Looking ahead, however, GM expects another $3 billion to $4 billion in tariff costs, plus $1 billion to $1.5 billion from commodities and foreign exchange. There is also another $1 billion to $1.5 billion from onshoring and related costs, which is the price of bringing the party back home.

GM said EV unit losses should improve by $1 billion to $1.5 billion. It also expects regulatory benefits worth up to $750 million from not having to buy emissions credits, which is accounting’s version of finding a discount code.

Earlier this month, GM took a $6 billion charge related to its EV business, citing softer demand and the loss of the federal EV tax credit. This came after a $1.6 billion charge in Q3, bringing total EV write-downs to $6.6 billion, a number large enough to require deep breaths before saying it out loud.

GM expects more EV-related charges in 2026, though “significantly smaller,” which is comforting in the way a smaller thunderstorm is comforting.

Sales told a split story. Fourth-quarter U.S. sales fell 6.9% year over year to just over 703,000 vehicles.

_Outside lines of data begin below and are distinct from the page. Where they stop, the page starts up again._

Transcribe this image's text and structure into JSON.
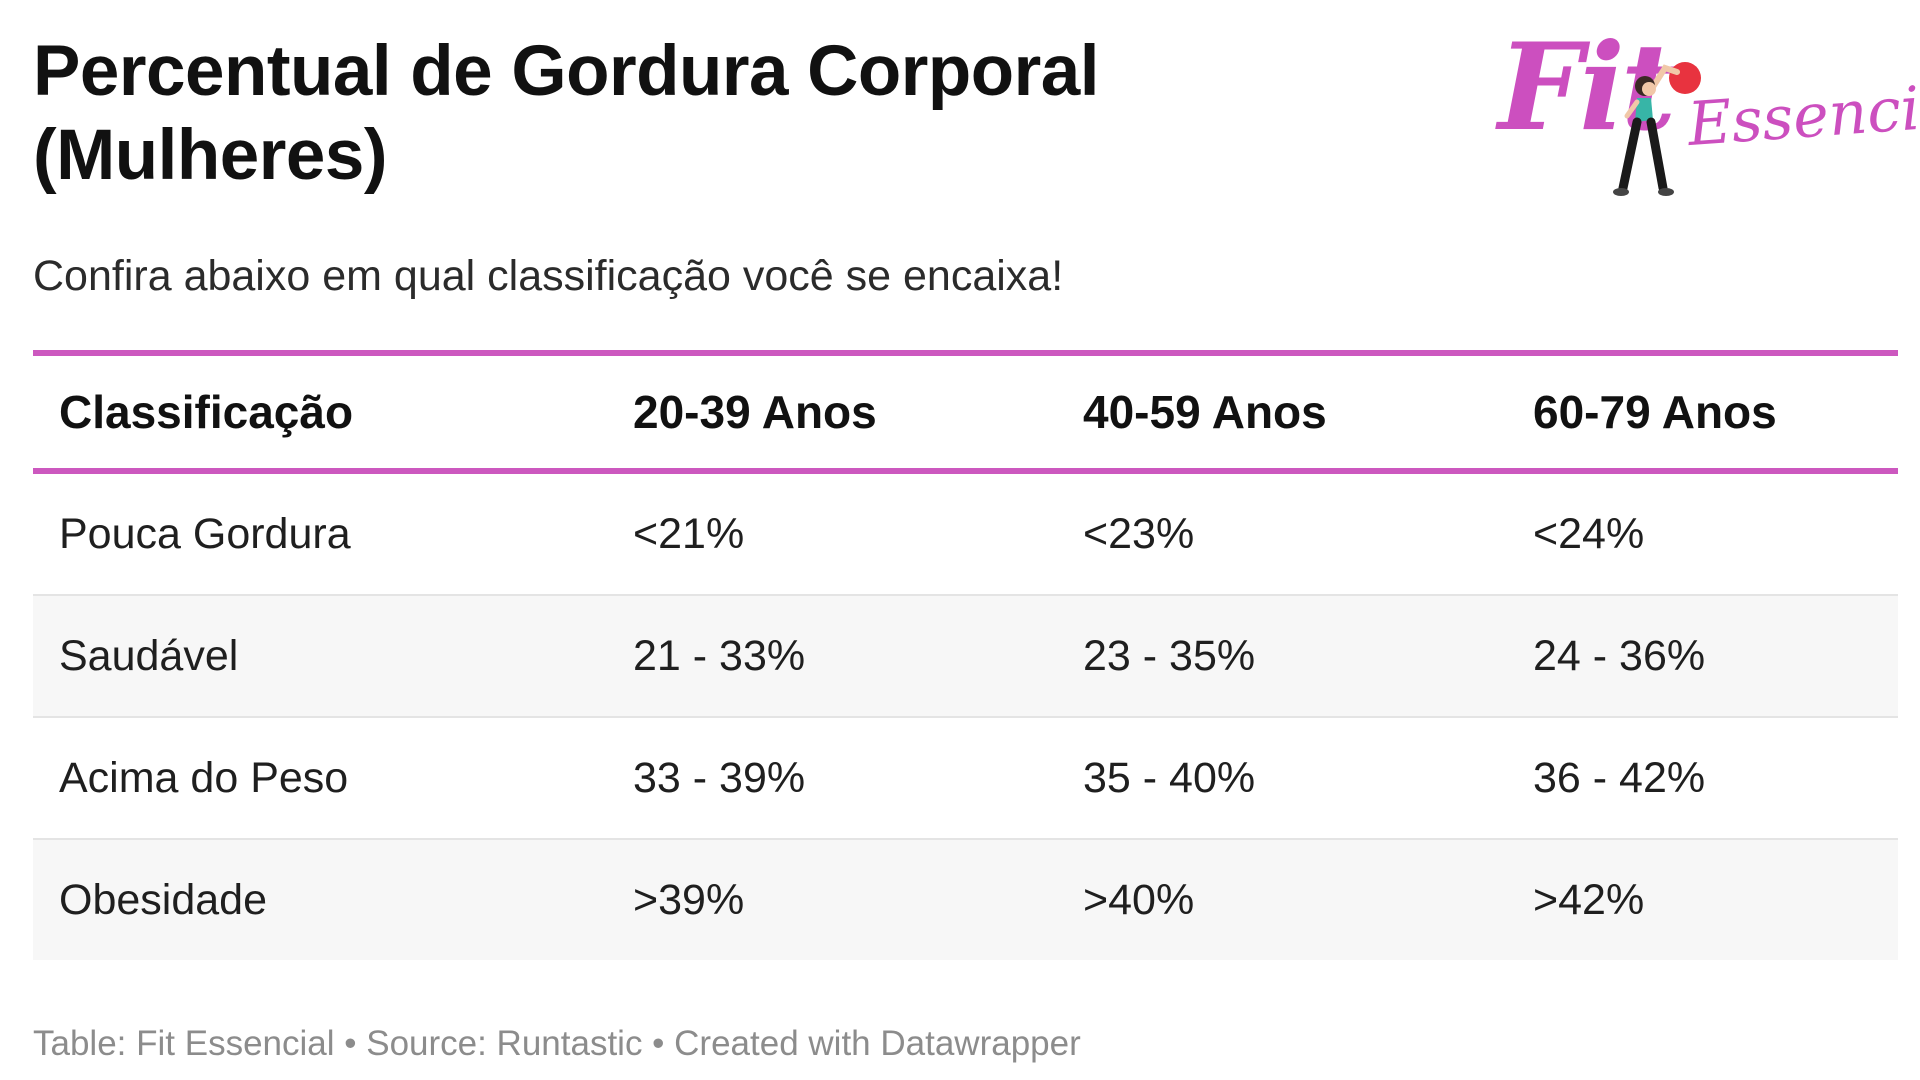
{
  "title_line1": "Percentual de Gordura Corporal",
  "title_line2": "(Mulheres)",
  "subtitle": "Confira abaixo em qual classificação você se encaixa!",
  "logo": {
    "word1": "Fit",
    "word2": "Essencial",
    "figure": "woman-exercising-with-ball-icon"
  },
  "colors": {
    "accent": "#cc58bf",
    "ball": "#e8333f",
    "stripe": "#f7f7f7"
  },
  "chart_data": {
    "type": "table",
    "columns": [
      "Classificação",
      "20-39 Anos",
      "40-59 Anos",
      "60-79 Anos"
    ],
    "rows": [
      [
        "Pouca Gordura",
        "<21%",
        "<23%",
        "<24%"
      ],
      [
        "Saudável",
        "21 - 33%",
        "23 - 35%",
        "24 - 36%"
      ],
      [
        "Acima do Peso",
        "33 - 39%",
        "35 - 40%",
        "36 - 42%"
      ],
      [
        "Obesidade",
        ">39%",
        ">40%",
        ">42%"
      ]
    ]
  },
  "footer": "Table: Fit Essencial • Source: Runtastic • Created with Datawrapper"
}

For the full year, however, sales rose 5.5% to 2.85 million vehicles, making GM the top-selling automaker in the U.S. again. Trucks and SUVs did most of the heavy lifting, both literally and financially.

Full-size pickup sales rose for the sixth straight year, reaching their best level in 20 years. Large SUVs such as the Tahoe, Suburban, and Yukon also helped GM win its segment for the fifth straight year.

EV sales, on the other hand, fell 43% in the fourth quarter to just over 25,000 units. GM blamed a pull-forward of sales in Q3 before the federal tax credit expired, which is a polite way of saying customers hurried earlier and relaxed later.